A classroom full of students sat behind desktop computers in a School of Management computer lab recently making business decisions and wondering whether they could trust one another.

As students role-played the parts of manufacturers and suppliers in an online simulation,  they calculated each decision as if they were playing chess.

Taking learning beyond the classroom, Professor Özalp Özer offered these students an intriguing blend of teaching and research by simulating real-life business challenges with a game of trust, the subject of his National Science Foundation-funded research.

The School of Management operations management professor uses the classroom experiment to demonstrate to his students that not all business moves are made for corporate gain. In fact, his research suggests that human emotions play a large role in how managers make decisions internally and share private information externally, decisions that help products get to market at the right time at the lowest cost.

“Lack of credible information sharing adversely affects companies as well as consumers who suffer from high prices and lack of product availability.”

Dr. Özalp Özer,
associate professor
of operations management

Ozer, who has been working on the study for three years, recently received a$280,000 grant to continue and expand the work because the National Science Foundation believes it has potential to provide transformational solutions to major business challenges.  This is the first study, Ozer says, to incorporate trust into the economic modeling of contracts and forecast information-sharing in supply chains, a technique that could be expanded into other areas of business that require information-critical decisions.

Ozer and co-authors Karen Zheng, a PhD student at Stanford University working under Ozer’s supervision, and Dr. Kay-Yut Chen, an experimental economist at Hewlett Packard Laboratories, have created a new theory that they believe better explains what drives decisions and how people share private information.

“Lack of credible information sharing adversely affects companies as well as consumers who suffer from high prices and lack of product availability,” said Ozer. “Yet, some companies seem to avoid such failures and manage to share information credibly even when the communication is non-binding.”

Traditional economic models assume that people make decisions based solely on monetary motives. Ozer incorporates behavioral research to better explain why some companies effectively share information with other members of their supply chain and why other companies don’t.

The study, “Trust in Forecast Information Sharing,” has recently been accepted for publication in Management Science, the flagship academic journal in the field of operations management. The paper explores business relationships between manufacturers such as Hewlett Packard, which solicits forecast information from retailers like Best Buy to plan production numbers and capacity. Lack of credible information sharing can lead to such disastrous outcomes as the $2.1 billion in excess inventory Cisco faced in 2001 when its customers inflated their forecasts.

“Manufacturers like Cisco collect forecast information from their customers who many times provide overoptimistic forecasts.  But it’s Cisco who is going to end up building the product, and if there’s excess capacity due to exaggerated forecasts, it’s Cisco who is going to end up hurt,” Ozer said.
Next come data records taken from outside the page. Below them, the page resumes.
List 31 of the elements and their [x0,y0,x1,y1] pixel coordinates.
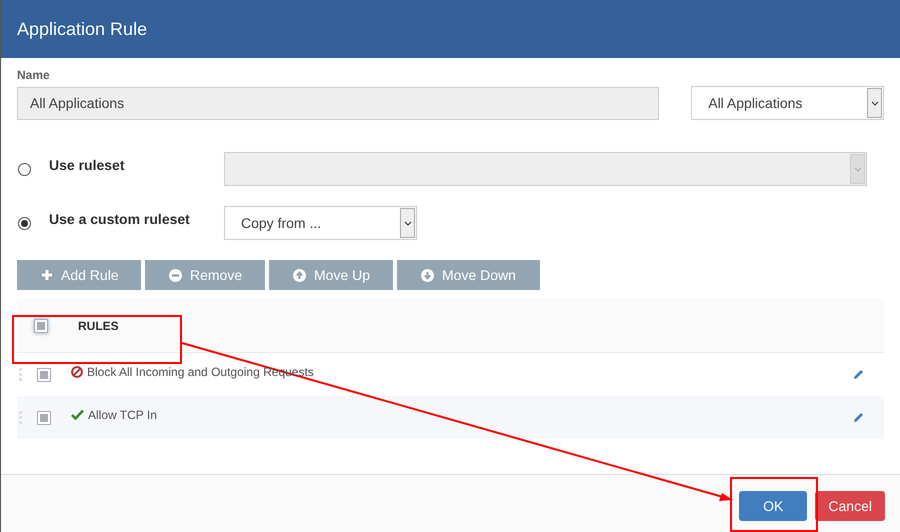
caret-icon [404,220,412,226]
option-label: Use a custom ruleset [49,210,191,226]
checkmark-icon [71,409,84,420]
dropdown[interactable]: All Applications [691,86,884,120]
minus-circle-icon [169,268,182,282]
drag-handle-icon[interactable] [19,368,22,382]
caret-icon [870,100,878,106]
dialog-title: Application Rule [17,18,148,40]
option-label: Use ruleset [49,156,126,172]
remove-button[interactable]: Remove [145,260,265,290]
field-label: Name [17,68,50,82]
move-down-button[interactable]: Move Down [397,260,540,290]
plus-icon [41,269,53,281]
prohibited-icon [71,366,83,378]
checkbox[interactable] [34,318,48,332]
checkbox[interactable] [37,368,51,382]
arrow-up-circle-icon [293,268,306,282]
dropdown[interactable]: Copy from ... [224,206,417,240]
arrow-down-circle-icon [421,268,434,282]
checkbox[interactable] [37,410,51,424]
column-header: RULES [78,318,119,332]
move-up-button[interactable]: Move Up [269,260,393,290]
add-rule-button[interactable]: Add Rule [17,260,141,290]
ok-button[interactable]: OK [739,491,808,521]
radio-button[interactable] [18,162,31,176]
pencil-icon[interactable] [853,412,864,423]
pencil-icon[interactable] [853,369,864,380]
caret-icon [854,166,862,172]
rule-name[interactable]: Allow TCP In [88,408,157,422]
radio-button[interactable] [18,216,31,230]
cancel-button[interactable]: Cancel [815,491,885,521]
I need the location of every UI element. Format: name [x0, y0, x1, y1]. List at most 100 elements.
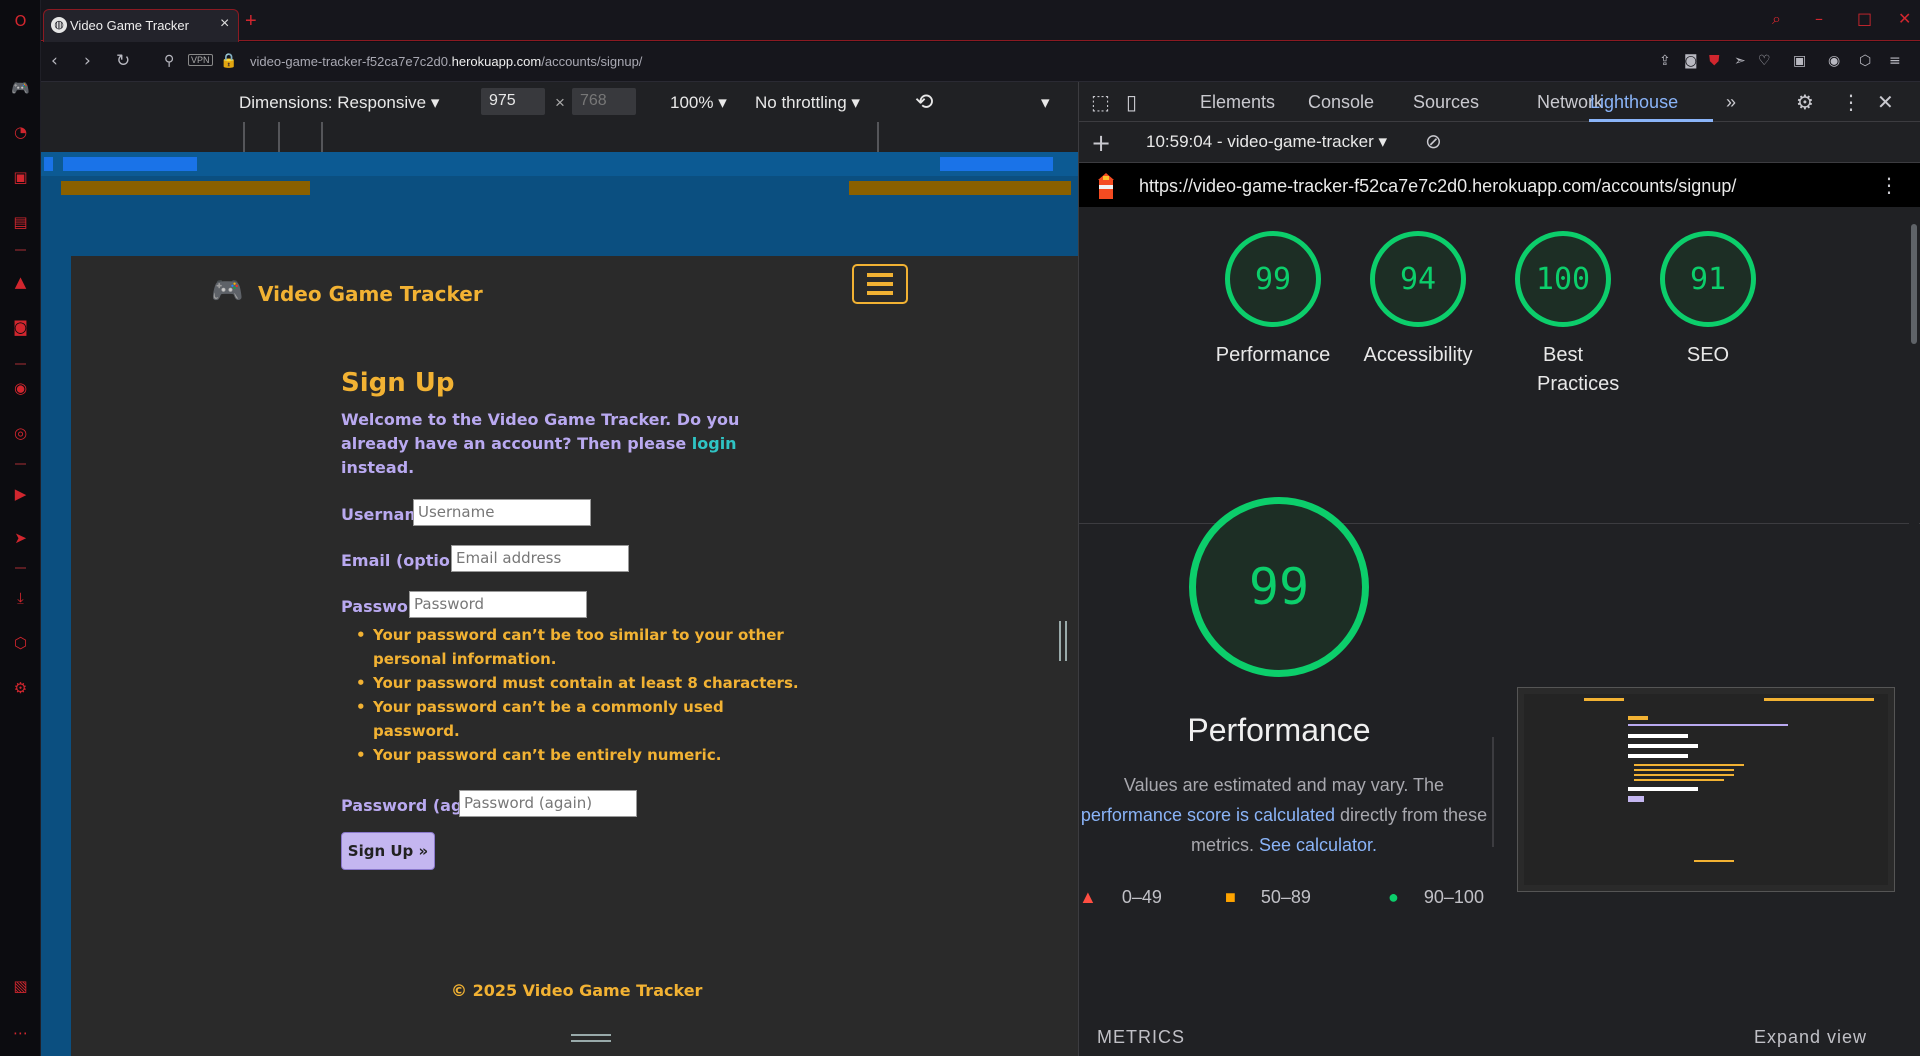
score-value: 100 — [1515, 231, 1611, 327]
list-item: Your password can’t be entirely numeric. — [341, 743, 811, 767]
score-gauge-performance[interactable]: 99 Performance — [1216, 231, 1330, 370]
add-report-icon[interactable]: + — [1091, 129, 1111, 157]
send-icon[interactable]: ➤ — [10, 527, 31, 548]
gamepad-icon[interactable]: 🎮 — [10, 77, 31, 98]
gamepad-icon[interactable]: 🎮 — [211, 276, 243, 306]
vpn-badge[interactable]: VPN — [188, 54, 213, 66]
extension-icon[interactable]: ▣ — [1793, 53, 1806, 69]
url-field[interactable]: video-game-tracker-f52ca7e7c2d0.herokuap… — [250, 54, 642, 69]
username-input[interactable]: Username — [413, 499, 591, 526]
zoom-select[interactable]: 100% ▾ — [670, 93, 727, 113]
share-icon[interactable]: ⇪ — [1659, 53, 1671, 69]
score-gauge-seo[interactable]: 91 SEO — [1660, 231, 1756, 370]
calculator-link[interactable]: See calculator. — [1259, 835, 1377, 855]
gear-icon[interactable]: ⚙ — [1796, 90, 1814, 114]
report-url[interactable]: https://video-game-tracker-f52ca7e7c2d0.… — [1139, 176, 1736, 197]
tab-video-game-tracker[interactable]: ◍ Video Game Tracker × — [43, 9, 239, 42]
cube-icon[interactable]: ⬡ — [10, 632, 31, 653]
rotate-icon[interactable]: ⟲ — [915, 89, 933, 115]
forward-icon[interactable]: › — [84, 51, 91, 71]
tab-console[interactable]: Console — [1308, 92, 1374, 113]
mq-segment[interactable] — [63, 157, 197, 171]
nav-toggle-button[interactable] — [852, 264, 908, 304]
square-icon: ■ — [1225, 887, 1236, 907]
inspect-icon[interactable]: ⬚ — [1091, 90, 1110, 114]
welcome-text-start: Welcome to the Video Game Tracker. Do yo… — [341, 410, 740, 453]
tab-bar: ◍ Video Game Tracker × + ⌕ – □ ✕ — [41, 0, 1920, 42]
password-again-input[interactable]: Password (again) — [459, 790, 637, 817]
new-tab-button[interactable]: + — [245, 10, 257, 33]
site-info-icon[interactable]: ⚲ — [164, 53, 174, 69]
instagram-icon[interactable]: ◙ — [10, 316, 31, 337]
footer-copyright: © 2025 Video Game Tracker — [451, 981, 703, 1000]
reload-icon[interactable]: ↻ — [116, 51, 130, 71]
close-icon[interactable]: ✕ — [1877, 90, 1894, 114]
tab-elements[interactable]: Elements — [1200, 92, 1275, 113]
device-toggle-icon[interactable]: ▯ — [1126, 90, 1137, 114]
kebab-menu-icon[interactable]: ⋮ — [1841, 90, 1861, 114]
browser-sidebar: O 🎮 ◔ ▣ ▤ ▲ ◙ ◉ ◎ ▶ ➤ ⤓ ⬡ ⚙ ▧ ⋯ — [0, 0, 41, 1056]
whatsapp-icon[interactable]: ◎ — [10, 422, 31, 443]
more-tabs-button[interactable]: » — [1726, 92, 1736, 113]
chevron-down-icon: ▾ — [430, 93, 440, 112]
speedometer-icon[interactable]: ◔ — [10, 121, 31, 142]
bag-icon[interactable]: ▣ — [10, 166, 31, 187]
page-title: Sign Up — [341, 368, 455, 398]
chevron-down-icon: ▾ — [851, 93, 860, 112]
more-icon[interactable]: ⋯ — [10, 1022, 31, 1043]
width-input[interactable]: 975 — [481, 88, 545, 115]
heart-icon[interactable]: ♡ — [1758, 53, 1771, 69]
mq-segment[interactable] — [940, 157, 1053, 171]
flow-icon[interactable]: ➣ — [1734, 53, 1746, 69]
expand-view-button[interactable]: Expand view — [1754, 1027, 1867, 1048]
opera-logo-icon[interactable]: O — [10, 10, 31, 31]
close-icon[interactable]: × — [220, 15, 229, 33]
email-input[interactable]: Email address — [451, 545, 629, 572]
messenger-icon[interactable]: ◉ — [10, 377, 31, 398]
aria-icon[interactable]: ▲ — [10, 271, 31, 292]
password-input[interactable]: Password — [409, 591, 587, 618]
mq-segment[interactable] — [849, 181, 1071, 195]
height-input[interactable]: 768 — [572, 88, 636, 115]
more-options-icon[interactable]: ▾ — [1041, 93, 1050, 113]
media-query-bars — [41, 122, 1078, 226]
page-screenshot-thumbnail[interactable] — [1517, 687, 1895, 892]
report-select[interactable]: 10:59:04 - video-game-tracker ▾ — [1146, 132, 1387, 152]
window-close-icon[interactable]: ✕ — [1898, 9, 1911, 28]
adblock-icon[interactable]: ⛊ — [1709, 53, 1720, 69]
mq-segment[interactable] — [44, 157, 53, 171]
gallery-icon[interactable]: ▧ — [10, 975, 31, 996]
back-icon[interactable]: ‹ — [51, 51, 58, 71]
report-scrollbar[interactable] — [1909, 214, 1919, 1056]
profile-icon[interactable]: ◉ — [1828, 53, 1840, 69]
score-calculated-link[interactable]: performance score is calculated — [1081, 805, 1335, 825]
maximize-icon[interactable]: □ — [1857, 9, 1872, 28]
legend-label: 50–89 — [1260, 887, 1311, 907]
cube-icon[interactable]: ⬡ — [1859, 53, 1871, 69]
resize-handle-bottom[interactable] — [571, 1034, 611, 1042]
download-icon[interactable]: ⤓ — [10, 587, 31, 608]
tab-sources[interactable]: Sources — [1413, 92, 1479, 113]
news-icon[interactable]: ▤ — [10, 211, 31, 232]
lock-icon[interactable]: 🔒 — [220, 53, 237, 69]
mq-segment[interactable] — [61, 181, 310, 195]
times-symbol: × — [555, 93, 565, 112]
sign-up-button[interactable]: Sign Up » — [341, 832, 435, 870]
brand-link[interactable]: Video Game Tracker — [258, 282, 483, 306]
search-icon[interactable]: ⌕ — [1772, 9, 1781, 29]
menu-icon[interactable]: ≡ — [1889, 53, 1901, 69]
clear-icon[interactable]: ⊘ — [1425, 129, 1442, 153]
scrollbar-thumb[interactable] — [1911, 224, 1917, 344]
score-gauge-accessibility[interactable]: 94 Accessibility — [1364, 231, 1472, 370]
throttling-select[interactable]: No throttling ▾ — [755, 93, 860, 113]
resize-handle-right[interactable] — [1059, 621, 1067, 661]
settings-icon[interactable]: ⚙ — [10, 677, 31, 698]
login-link[interactable]: login — [692, 434, 737, 453]
player-icon[interactable]: ▶ — [10, 483, 31, 504]
tab-lighthouse[interactable]: Lighthouse — [1590, 92, 1678, 113]
camera-icon[interactable]: ◙ — [1684, 53, 1698, 69]
dimensions-select[interactable]: Dimensions: Responsive ▾ — [239, 93, 439, 113]
score-gauge-best-practices[interactable]: 100 Best Practices — [1515, 231, 1619, 399]
minimize-icon[interactable]: – — [1815, 9, 1823, 28]
kebab-menu-icon[interactable]: ⋮ — [1879, 173, 1899, 197]
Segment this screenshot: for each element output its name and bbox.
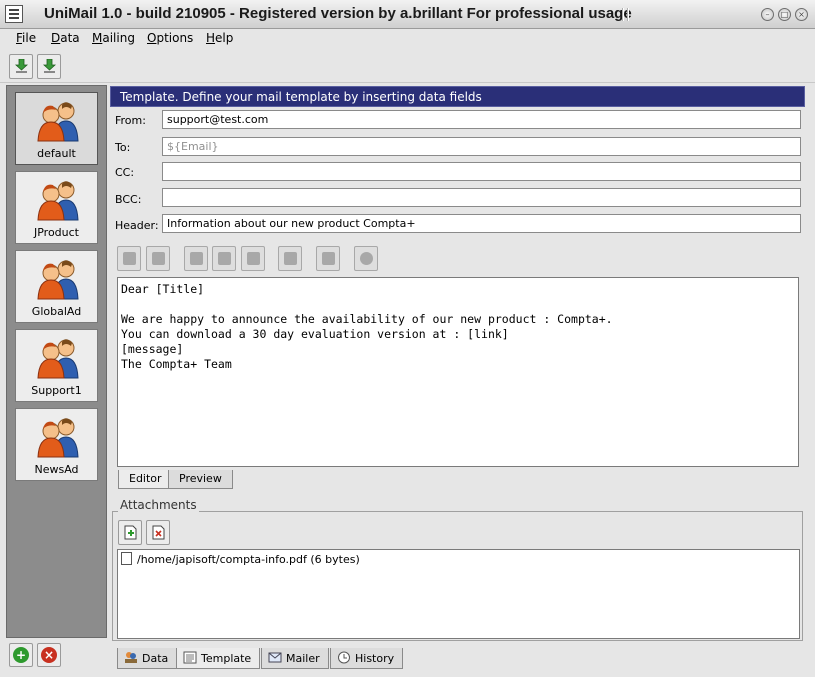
remove-file-icon bbox=[152, 525, 165, 540]
close-button[interactable]: × bbox=[795, 8, 808, 21]
add-attachment-button[interactable] bbox=[118, 520, 142, 545]
cut-button[interactable] bbox=[184, 246, 208, 271]
tab-data-label: Data bbox=[142, 652, 169, 665]
users-icon bbox=[37, 181, 79, 221]
profile-support1[interactable]: Support1 bbox=[15, 329, 98, 402]
download-icon bbox=[15, 59, 28, 73]
tab-editor[interactable]: Editor bbox=[118, 470, 173, 489]
profile-label: JProduct bbox=[33, 226, 79, 239]
section-banner: Template. Define your mail template by i… bbox=[110, 86, 805, 107]
users-icon bbox=[37, 418, 79, 458]
attachment-path: /home/japisoft/compta-info.pdf (6 bytes) bbox=[137, 553, 360, 566]
tab-history[interactable]: History bbox=[330, 648, 404, 669]
mailer-icon bbox=[268, 652, 282, 663]
document-button[interactable] bbox=[316, 246, 340, 271]
title-grip bbox=[622, 8, 624, 21]
paste-button[interactable] bbox=[241, 246, 265, 271]
cc-field[interactable] bbox=[162, 162, 801, 181]
title-grip bbox=[627, 8, 629, 21]
check-button[interactable] bbox=[354, 246, 378, 271]
window-title: UniMail 1.0 - build 210905 - Registered … bbox=[44, 5, 632, 22]
tab-history-label: History bbox=[355, 652, 395, 665]
tab-data[interactable]: Data bbox=[117, 648, 178, 669]
cc-label: CC: bbox=[115, 166, 135, 179]
add-file-icon bbox=[124, 525, 137, 540]
template-editor[interactable]: Dear [Title] We are happy to announce th… bbox=[117, 277, 799, 467]
remove-profile-button[interactable]: × bbox=[37, 643, 61, 667]
remove-icon: × bbox=[41, 647, 57, 663]
insert-field-button[interactable] bbox=[117, 246, 141, 271]
profile-label: GlobalAd bbox=[31, 305, 82, 318]
undo-icon bbox=[284, 252, 297, 265]
template-icon bbox=[183, 651, 197, 664]
from-label: From: bbox=[115, 114, 146, 127]
file-icon bbox=[121, 552, 132, 565]
history-icon bbox=[338, 651, 350, 664]
app-icon[interactable] bbox=[5, 5, 23, 23]
save-profile-button[interactable] bbox=[37, 54, 61, 79]
data-icon bbox=[125, 652, 137, 663]
cut-icon bbox=[190, 252, 203, 265]
copy-button[interactable] bbox=[212, 246, 236, 271]
profile-default[interactable]: default bbox=[15, 92, 98, 165]
users-icon bbox=[37, 260, 79, 300]
menu-bar: File Data Mailing Options Help bbox=[0, 29, 815, 51]
users-icon bbox=[37, 102, 79, 142]
main-toolbar bbox=[0, 51, 815, 83]
undo-button[interactable] bbox=[278, 246, 302, 271]
tab-mailer-label: Mailer bbox=[286, 652, 320, 665]
check-icon bbox=[360, 252, 373, 265]
banner-text: Template. Define your mail template by i… bbox=[120, 90, 482, 104]
title-bar[interactable]: UniMail 1.0 - build 210905 - Registered … bbox=[0, 0, 815, 29]
maximize-button[interactable]: □ bbox=[778, 8, 791, 21]
profile-jproduct[interactable]: JProduct bbox=[15, 171, 98, 244]
users-icon bbox=[37, 339, 79, 379]
tab-template[interactable]: Template bbox=[176, 648, 261, 669]
minimize-button[interactable]: – bbox=[761, 8, 774, 21]
insert-icon bbox=[152, 252, 165, 265]
profile-panel: default JProduct GlobalAd Support1 NewsA… bbox=[6, 85, 107, 638]
header-label: Header: bbox=[115, 219, 159, 232]
header-field[interactable]: Information about our new product Compta… bbox=[162, 214, 801, 233]
menu-help[interactable]: Help bbox=[204, 31, 235, 45]
from-field[interactable]: support@test.com bbox=[162, 110, 801, 129]
profile-globalad[interactable]: GlobalAd bbox=[15, 250, 98, 323]
list-item[interactable]: /home/japisoft/compta-info.pdf (6 bytes) bbox=[121, 552, 360, 566]
attachment-list[interactable]: /home/japisoft/compta-info.pdf (6 bytes) bbox=[117, 549, 800, 639]
document-icon bbox=[322, 252, 335, 265]
profile-label: NewsAd bbox=[34, 463, 79, 476]
to-label: To: bbox=[115, 141, 131, 154]
tab-template-label: Template bbox=[201, 652, 252, 665]
attachments-title: Attachments bbox=[118, 498, 199, 512]
menu-options[interactable]: Options bbox=[145, 31, 195, 45]
copy-icon bbox=[218, 252, 231, 265]
tab-preview[interactable]: Preview bbox=[168, 470, 233, 489]
menu-mailing[interactable]: Mailing bbox=[90, 31, 137, 45]
insert-icon bbox=[123, 252, 136, 265]
download-icon bbox=[43, 59, 56, 73]
menu-data[interactable]: Data bbox=[49, 31, 82, 45]
bcc-label: BCC: bbox=[115, 193, 142, 206]
plus-icon: + bbox=[13, 647, 29, 663]
open-profile-button[interactable] bbox=[9, 54, 33, 79]
paste-icon bbox=[247, 252, 260, 265]
profile-newsad[interactable]: NewsAd bbox=[15, 408, 98, 481]
tab-mailer[interactable]: Mailer bbox=[261, 648, 329, 669]
add-profile-button[interactable]: + bbox=[9, 643, 33, 667]
profile-label: Support1 bbox=[31, 384, 82, 397]
insert-field2-button[interactable] bbox=[146, 246, 170, 271]
profile-label: default bbox=[37, 147, 76, 160]
remove-attachment-button[interactable] bbox=[146, 520, 170, 545]
bcc-field[interactable] bbox=[162, 188, 801, 207]
to-field[interactable]: ${Email} bbox=[162, 137, 801, 156]
menu-file[interactable]: File bbox=[14, 31, 38, 45]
“The customers didn’t procure as much as they forecast, and Cisco had to write off billions of dollars worth of excess inventories, which turned out to be worthless.”

Dr. Özalp Özer

“In fact, in 2001, when Cisco collected forecast information from its customers, such as telecom operators, the forecasts didn’t make sense, so Cisco turned to its customers and said that there are not that many consumers on the planet to work with this stuff. Yet, Cisco’s customers insisted that Cisco secure capacity according to their forecast information. And what happened?  The customers didn’t procure as much as they forecast, and Cisco had to write off billions of dollars worth of excess inventories, which turned out to be worthless.”

To create a new theory that accurately predicts human decisions, the researchers used economic modeling and behavioral experiments to explain and predict outcomes that were not possible to predict before, Ozer says.

Ozer’s team conducted laboratory experiments, placing participants in the roles of “manufacturers” and “suppliers.” The game helped the team build a quantitative mathematical model that measures trust and trustworthiness and predicts decisions and actions.

“What we’ve observed is that people and decision-makers have a range of trust and trustworthiness. There are two extremes,” Ozer said.

“You’re either never trustworthy and never trusting – and in this case you should really sit down and write down every single detail in a contract – or you’re fully trusting and you probably don’t need any legal context to do it,” Ozer said. “What we’re finding out is that there’s a continuum between these two extremes that is influenced by variations in the supply chain environment that affects related operational decisions.”

Results from this study, says Ozer, can help change a firm’s information management and contracting strategy to prevent overbuilding, but also ensure that enough product is built to satisfy demand. In fact, some firms, such as Hewlett Packard, are already using key results from this research to develop effective forecast sharing programs with their distributors.

“Doing some of these things is very new and quite exciting to me, and at the end of the day, I will be able to say how we can quantify what people believed to be non-quantifiable. But at least for this specific context – forecast information sharing – I can look at our data and say, ‘Your trust factor is X and your trustworthiness factor is Y,’ and I can predict whether their relationship will be more cooperative or less cooperative,” Ozer said.